A panel of venture capitalists with more than 75 years of combined experience took turns Tuesday mocking the ridiculous amount of financing doled out in recent years to shaky technology companies—much of it from their own firms— but stopped short of guaranteeing it wouldn't happen again.
Despite their self-flagellation, the VC executives speaking at JP Morgan H&Q's technology conference admitted that it's entirely possible, if not likely, that they and other private financing sources will again get caught up in the money-grabbing frenzy the next time around.
It just might take a generation. Or two.
In the meantime, fledgling start-ups and even established companies that actually make money will find it very difficult to secure substantial financing for at least the next year or two. That assessment is backed up by the latest venture capital survey, which showed first-quarter venture capital investment fell 40 percent from the fourth quarter.
According to the PricewaterhouseCoopers MoneyTree Survey, in partnership with VentureOne, companies raised $10.1 billion in VC funding, down from $16.8 billion in the fourth quarter. The decline is the largest ever.
"A huge amount of money was invested in companies that had business models that don't work," said Roger McNamee, co-founder and general partner at Integral Capital Partners. "There's a lot of dead wood that needs to be cleared out."
Phil Young, general partner at U.S. Venture Partners, said it's looking "very, very ugly for this year."
After shelling out an astounding $90 billion in financing last year, leading venture capital firms this year are cooling their heels not only for start-up capital but follow-up financing that's often necessary to boost healthy companies to the next level.
In the first quarter of 2001, only technology companies managed to launch an initial public offering, raising a paltry $468 million, according to venture research company VentureOne. It marked the first quarter in more than two years that less than $1 billion was raised during a quarter.
For comparison, during the first quarter of 2000 more than 70 venture-backed companies went public, raising more than $7.5 billion.
"In 1983, the venture capital industry exploded to around $4 billion," said Jeffrey Chambers, managing director at TA Associates. "It stayed at that level for about 10 years. Now it's over $90 billion. That's a staggering increase."
Larry Barken, managing director of Nest Ventures, has seen the dramatic change in venture capital mentality in the past year. His firm solicits financing for private companies from venture capitalists and large corporations.

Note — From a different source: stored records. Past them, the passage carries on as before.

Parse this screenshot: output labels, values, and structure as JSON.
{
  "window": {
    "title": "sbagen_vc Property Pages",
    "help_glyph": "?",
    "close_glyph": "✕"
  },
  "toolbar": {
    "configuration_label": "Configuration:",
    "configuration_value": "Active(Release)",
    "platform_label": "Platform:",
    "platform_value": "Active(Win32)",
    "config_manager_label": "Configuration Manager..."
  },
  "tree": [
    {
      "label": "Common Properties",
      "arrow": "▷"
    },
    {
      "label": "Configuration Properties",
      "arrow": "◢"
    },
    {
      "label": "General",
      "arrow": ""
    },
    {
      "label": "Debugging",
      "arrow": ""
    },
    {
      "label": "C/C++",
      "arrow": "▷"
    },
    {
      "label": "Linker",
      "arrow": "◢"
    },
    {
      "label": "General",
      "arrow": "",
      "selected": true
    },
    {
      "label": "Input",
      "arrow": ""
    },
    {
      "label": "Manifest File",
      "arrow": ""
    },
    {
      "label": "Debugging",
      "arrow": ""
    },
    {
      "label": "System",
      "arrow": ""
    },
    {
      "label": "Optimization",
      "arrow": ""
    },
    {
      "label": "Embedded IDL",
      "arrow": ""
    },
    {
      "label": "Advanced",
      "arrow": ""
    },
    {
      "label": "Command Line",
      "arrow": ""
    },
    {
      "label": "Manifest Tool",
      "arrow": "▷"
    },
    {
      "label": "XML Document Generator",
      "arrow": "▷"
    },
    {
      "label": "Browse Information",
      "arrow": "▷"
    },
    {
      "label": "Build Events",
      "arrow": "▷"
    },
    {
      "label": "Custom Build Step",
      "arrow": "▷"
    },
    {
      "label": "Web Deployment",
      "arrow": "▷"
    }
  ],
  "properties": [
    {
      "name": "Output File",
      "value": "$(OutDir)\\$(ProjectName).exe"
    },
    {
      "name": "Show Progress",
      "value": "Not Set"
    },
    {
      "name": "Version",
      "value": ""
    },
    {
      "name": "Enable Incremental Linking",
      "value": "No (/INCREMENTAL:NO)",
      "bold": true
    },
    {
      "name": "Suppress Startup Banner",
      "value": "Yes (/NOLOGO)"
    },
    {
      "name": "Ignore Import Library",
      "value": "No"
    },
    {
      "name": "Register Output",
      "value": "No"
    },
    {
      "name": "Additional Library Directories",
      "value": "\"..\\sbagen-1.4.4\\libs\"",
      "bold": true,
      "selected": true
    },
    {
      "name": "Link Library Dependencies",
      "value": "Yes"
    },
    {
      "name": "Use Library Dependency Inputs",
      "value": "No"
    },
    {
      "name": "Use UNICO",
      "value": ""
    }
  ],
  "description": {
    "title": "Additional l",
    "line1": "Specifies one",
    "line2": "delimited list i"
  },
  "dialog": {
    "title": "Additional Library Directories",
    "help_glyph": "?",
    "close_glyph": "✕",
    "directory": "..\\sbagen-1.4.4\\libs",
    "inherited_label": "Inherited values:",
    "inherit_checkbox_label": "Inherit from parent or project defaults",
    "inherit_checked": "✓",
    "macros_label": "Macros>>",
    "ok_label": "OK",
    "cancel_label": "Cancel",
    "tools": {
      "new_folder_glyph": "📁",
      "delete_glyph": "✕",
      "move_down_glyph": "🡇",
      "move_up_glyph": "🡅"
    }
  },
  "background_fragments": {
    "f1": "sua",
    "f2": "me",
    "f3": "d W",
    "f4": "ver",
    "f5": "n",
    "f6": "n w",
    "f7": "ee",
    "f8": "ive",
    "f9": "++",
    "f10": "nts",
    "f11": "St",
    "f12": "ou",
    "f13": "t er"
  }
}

"It's changed a lot in the past year," he said. "It used to be, you could get five, 10 or maybe even more times a company's forward sales in a private investment. Now, companies and VCs want to see profits. And then there they're likely to only offer one or two times the company's forward revenue."
All the panelists agreed that immature companies were over-financed and rushed to the public markets in the past two years, virtually guaranteeing a high rate of failure regardless of the company's technology or ill-defined business model.
"These companies had to acquire functionality and try to integrate it overnight," McNamee said. "It was a train wreck."
Chambers said venture capital firms, to varying degrees, were all guilty of rushing these companies to the market and now have to live with the consequences.
"All of us took our eye off the ball regarding business models," he said. "We're all going to be a lot more cautious in the next few years."
Shahan Soghikian, general partner at JP Morgan Partners, said the sheer volume of deals combined with the white-hot stock market made it all but impossible for VCs to extensively research these companies' business models before approving multimillion-dollar investments.
"We all try to avoid it," he said. "But the euphoria sucked everyone in."
In order to avoid making the same mistakes again, venture capitalists now must re-evaluate what constitutes a growth company in these languid economic times.
"What are real growth rates any more?," McNamee said. "Twenty to 25 percent? And what is that worth? It's not worth five or seven times revenue."